The Council's defence will inevitably be that there is a difference in Revenue and Capital spend but as anybody knows most of any Capital spend goes on wages. Indeed the report boasts about the fact that this capital spend will help jobs in the construction industry yet at the very same time outlines the plans to lay off librarians and ordinary admin staff who work in theatres and museums. Quite clearly there is money to continue funding the libraries, museums and the Arts. Live Theatre's grant of £89,000 per year is 0.06% of this discretionary capital spend for the same period. The entire Arts budget is 0.38 % percent of this capital spend and only 0.7% of the general council budget. It directly supports hundreds of jobs but also brings business for restaurants, bars and hotels in the City. Yet the Council is happy to wage a nuclear attack and wipe out all Arts funding, not even trying to strategically protect a single institution.

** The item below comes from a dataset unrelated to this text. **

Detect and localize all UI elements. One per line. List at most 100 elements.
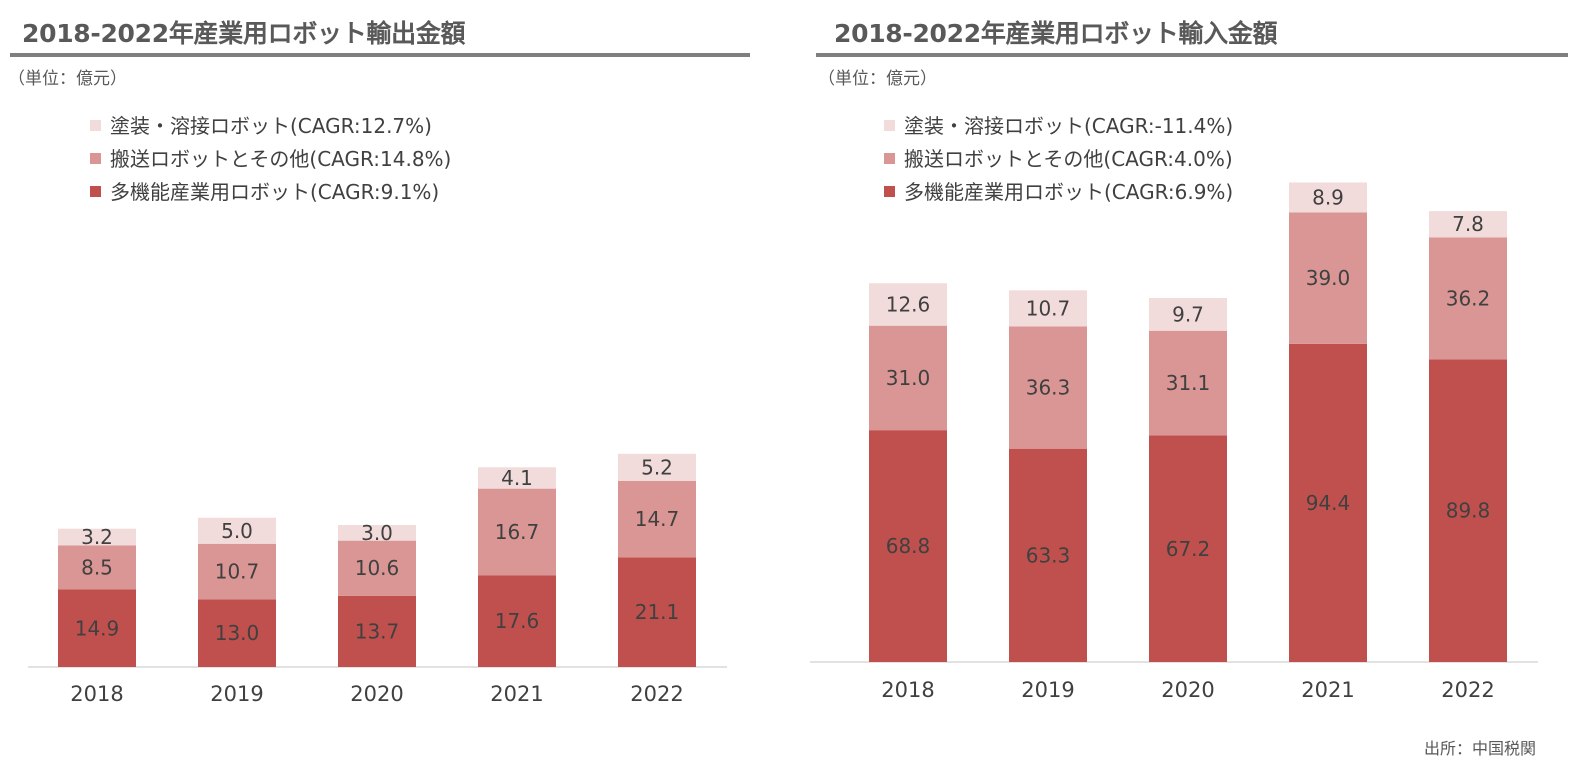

This is a straightforward attack on the Arts buried underneath a load of smoke and mirrors about austerity. They can't have it both ways. It is simply fiscally dishonest and illiterate not to count the economic value of the cultural businesses in Newcastle. Whenever I have a sell-out show the restaurants around the theatre are also full. You would think a vibrant cultural life is vitally important to attract the high fliers the council are trying to attract to the area, let alone to provide succour to the tax payers of the City. These plans outline the transfer of an enormous amount of public money to the private sector. This is not the simple fiscal crisis the Council are claiming it to be. Something is wrong. Look at the figures. It just does not add up.